Joel Shapiro (b. 1941, New York) received his BA and MA degrees from New York University. He was elected to the American Academy of Arts and Letters in 1998 and was honored with the Chevalier dans l’Ordre des Arts et des Lettres by the French Ministry of Culture in 2005. In 2012 Shapiro was elected to membership in the National Academy. Since his first exhibition in 1970, his sculptures, drawings, and prints have been the subject of many one-person shows and retrospectives throughout the world, most recently at the Iris and B. Gerald Cantor Roof Garden, The Metropolitan Museum of Art, New York (2001), and the Museum Ludwig, Köln (2011). Shapiro’s work can be found in numerous public collections, including The Museum of Modern Art, New York; the Whitney Museum of American Art, New York; The Metropolitan Museum of Art, New York; Tate Gallery, London; and Centre Georges Pompidou, Paris.

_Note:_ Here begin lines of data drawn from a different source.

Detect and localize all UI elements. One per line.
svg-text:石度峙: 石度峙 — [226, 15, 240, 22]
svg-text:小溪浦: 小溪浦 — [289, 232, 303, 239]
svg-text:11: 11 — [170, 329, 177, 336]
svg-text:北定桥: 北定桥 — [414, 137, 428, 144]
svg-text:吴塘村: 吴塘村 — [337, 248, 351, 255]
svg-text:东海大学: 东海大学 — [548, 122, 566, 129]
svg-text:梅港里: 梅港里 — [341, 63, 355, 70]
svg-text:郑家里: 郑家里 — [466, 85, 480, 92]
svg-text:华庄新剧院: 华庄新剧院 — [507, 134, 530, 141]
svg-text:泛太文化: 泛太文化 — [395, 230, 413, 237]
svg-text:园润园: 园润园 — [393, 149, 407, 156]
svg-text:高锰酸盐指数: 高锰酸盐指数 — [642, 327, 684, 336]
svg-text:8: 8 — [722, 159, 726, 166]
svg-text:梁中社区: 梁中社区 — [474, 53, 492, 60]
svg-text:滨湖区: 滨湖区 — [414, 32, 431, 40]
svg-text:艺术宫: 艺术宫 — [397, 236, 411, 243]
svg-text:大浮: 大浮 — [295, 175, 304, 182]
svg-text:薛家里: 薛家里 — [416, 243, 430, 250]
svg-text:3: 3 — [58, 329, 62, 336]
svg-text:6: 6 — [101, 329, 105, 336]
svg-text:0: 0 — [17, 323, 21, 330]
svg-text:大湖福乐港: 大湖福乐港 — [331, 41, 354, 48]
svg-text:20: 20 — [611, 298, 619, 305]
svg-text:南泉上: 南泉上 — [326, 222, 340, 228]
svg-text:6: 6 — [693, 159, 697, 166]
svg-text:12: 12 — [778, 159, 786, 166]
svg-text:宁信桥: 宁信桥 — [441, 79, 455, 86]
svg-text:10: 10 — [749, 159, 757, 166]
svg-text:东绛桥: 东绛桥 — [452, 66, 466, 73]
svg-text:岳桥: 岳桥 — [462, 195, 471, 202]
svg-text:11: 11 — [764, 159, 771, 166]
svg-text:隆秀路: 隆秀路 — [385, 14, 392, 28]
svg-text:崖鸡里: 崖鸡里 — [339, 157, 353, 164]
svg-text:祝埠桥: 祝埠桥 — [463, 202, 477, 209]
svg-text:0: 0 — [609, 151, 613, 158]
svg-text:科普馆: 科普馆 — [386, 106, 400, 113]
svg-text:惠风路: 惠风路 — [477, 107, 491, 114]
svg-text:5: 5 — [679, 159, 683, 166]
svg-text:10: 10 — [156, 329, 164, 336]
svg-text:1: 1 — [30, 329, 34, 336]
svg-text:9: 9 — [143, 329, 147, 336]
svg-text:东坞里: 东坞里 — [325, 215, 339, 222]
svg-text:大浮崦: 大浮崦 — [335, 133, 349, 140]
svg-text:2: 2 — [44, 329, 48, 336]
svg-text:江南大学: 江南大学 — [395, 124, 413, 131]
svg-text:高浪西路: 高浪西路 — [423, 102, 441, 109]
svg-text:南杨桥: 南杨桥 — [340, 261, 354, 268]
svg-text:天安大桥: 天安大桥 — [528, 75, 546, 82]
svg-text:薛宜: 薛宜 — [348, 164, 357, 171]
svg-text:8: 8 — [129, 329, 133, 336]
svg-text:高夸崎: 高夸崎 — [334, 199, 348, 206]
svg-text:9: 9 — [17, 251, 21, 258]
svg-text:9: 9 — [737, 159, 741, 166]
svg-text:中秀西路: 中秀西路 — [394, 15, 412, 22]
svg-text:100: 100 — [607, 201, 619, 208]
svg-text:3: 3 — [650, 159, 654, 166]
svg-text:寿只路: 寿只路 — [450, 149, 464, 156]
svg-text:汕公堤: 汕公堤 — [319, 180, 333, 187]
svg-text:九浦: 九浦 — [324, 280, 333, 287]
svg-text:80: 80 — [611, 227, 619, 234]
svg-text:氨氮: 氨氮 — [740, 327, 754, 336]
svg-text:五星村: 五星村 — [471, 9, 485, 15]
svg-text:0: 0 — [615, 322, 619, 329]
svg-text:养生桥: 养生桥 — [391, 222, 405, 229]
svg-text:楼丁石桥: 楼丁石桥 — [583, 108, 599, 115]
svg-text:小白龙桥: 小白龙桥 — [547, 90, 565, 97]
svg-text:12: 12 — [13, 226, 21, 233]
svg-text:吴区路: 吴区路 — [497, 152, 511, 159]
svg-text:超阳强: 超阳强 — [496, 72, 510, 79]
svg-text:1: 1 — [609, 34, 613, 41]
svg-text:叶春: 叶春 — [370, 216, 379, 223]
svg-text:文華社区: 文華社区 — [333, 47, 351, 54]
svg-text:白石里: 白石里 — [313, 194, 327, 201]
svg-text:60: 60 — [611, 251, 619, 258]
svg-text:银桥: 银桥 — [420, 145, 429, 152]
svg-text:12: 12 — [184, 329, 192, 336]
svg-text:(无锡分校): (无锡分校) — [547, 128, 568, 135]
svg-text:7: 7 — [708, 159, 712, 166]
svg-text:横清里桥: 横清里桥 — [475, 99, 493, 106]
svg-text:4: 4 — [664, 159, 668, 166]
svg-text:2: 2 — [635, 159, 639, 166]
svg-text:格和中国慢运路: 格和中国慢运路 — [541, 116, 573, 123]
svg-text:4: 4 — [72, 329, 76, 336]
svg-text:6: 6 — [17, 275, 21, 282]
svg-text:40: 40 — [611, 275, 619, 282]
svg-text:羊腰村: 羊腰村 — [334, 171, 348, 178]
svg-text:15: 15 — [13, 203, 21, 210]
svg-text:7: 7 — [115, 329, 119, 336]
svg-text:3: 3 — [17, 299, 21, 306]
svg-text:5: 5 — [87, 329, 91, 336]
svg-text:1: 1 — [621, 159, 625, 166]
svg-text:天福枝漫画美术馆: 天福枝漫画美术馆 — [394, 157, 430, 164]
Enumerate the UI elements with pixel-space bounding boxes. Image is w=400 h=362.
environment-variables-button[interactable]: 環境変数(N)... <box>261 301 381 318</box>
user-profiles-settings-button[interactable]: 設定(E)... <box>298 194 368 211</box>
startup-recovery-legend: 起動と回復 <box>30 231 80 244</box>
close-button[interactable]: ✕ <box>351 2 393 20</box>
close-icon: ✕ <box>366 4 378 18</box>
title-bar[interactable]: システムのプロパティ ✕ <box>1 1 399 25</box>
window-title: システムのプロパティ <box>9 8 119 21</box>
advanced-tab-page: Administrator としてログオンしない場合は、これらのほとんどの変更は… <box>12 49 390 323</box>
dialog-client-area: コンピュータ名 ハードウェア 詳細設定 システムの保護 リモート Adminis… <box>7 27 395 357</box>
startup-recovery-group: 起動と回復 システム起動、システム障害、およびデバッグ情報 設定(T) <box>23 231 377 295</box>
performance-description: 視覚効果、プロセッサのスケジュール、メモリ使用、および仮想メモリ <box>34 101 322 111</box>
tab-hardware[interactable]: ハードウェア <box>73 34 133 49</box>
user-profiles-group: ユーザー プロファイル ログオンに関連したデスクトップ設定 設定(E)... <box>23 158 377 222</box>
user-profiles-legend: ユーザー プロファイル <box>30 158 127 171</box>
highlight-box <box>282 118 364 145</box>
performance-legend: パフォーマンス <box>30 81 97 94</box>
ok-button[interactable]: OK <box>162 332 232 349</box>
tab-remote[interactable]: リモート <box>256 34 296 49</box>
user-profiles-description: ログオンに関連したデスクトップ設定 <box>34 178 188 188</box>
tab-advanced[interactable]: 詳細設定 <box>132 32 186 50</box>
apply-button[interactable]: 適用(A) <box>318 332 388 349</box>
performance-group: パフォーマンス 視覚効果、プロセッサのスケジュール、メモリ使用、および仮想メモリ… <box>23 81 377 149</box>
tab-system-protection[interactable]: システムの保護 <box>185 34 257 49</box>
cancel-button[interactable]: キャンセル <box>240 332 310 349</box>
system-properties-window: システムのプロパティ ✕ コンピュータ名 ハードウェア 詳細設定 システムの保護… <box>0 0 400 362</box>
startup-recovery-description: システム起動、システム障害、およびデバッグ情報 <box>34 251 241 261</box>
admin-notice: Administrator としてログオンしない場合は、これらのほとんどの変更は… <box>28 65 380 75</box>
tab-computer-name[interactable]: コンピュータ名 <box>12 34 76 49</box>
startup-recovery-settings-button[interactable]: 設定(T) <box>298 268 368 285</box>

Prominent commissions include the United States Holocaust Memorial Museum in Washington, DC; Conjunction, commissioned by the Foundation for Art and Preservation in Embassies (FAPE) for the United States Embassy in Ottawa, Canada; a public commission, Verge, for 23 Savile Row, London; and For Jennifer, commissioned by the Denver Art Museum. In March 2013 he installed Now, commissioned by FAPE for the U.S. Consulate in Guangzhou, China. In 2010 Shapiro had solo exhibitions at Pace Gallery, New York; Galerie Karsten Greve, Köln; and Paula Cooper Gallery, New York. In 2013 Craig F. Starr Gallery, New York, opened a solo exhibition of Shapiro’s sculpture and drawings from the 1960s and ‘70s. Shapiro lives and works in New York City.

Michael Davis

Michael Davis currently resides in Shizuoka City, Japan, where he is an adviser for the Shizuoka City Board of Education. He has lived and worked in Japan for the last four years, but previously studied Art History and Fine Arts Management at the University of Richmond in Virginia.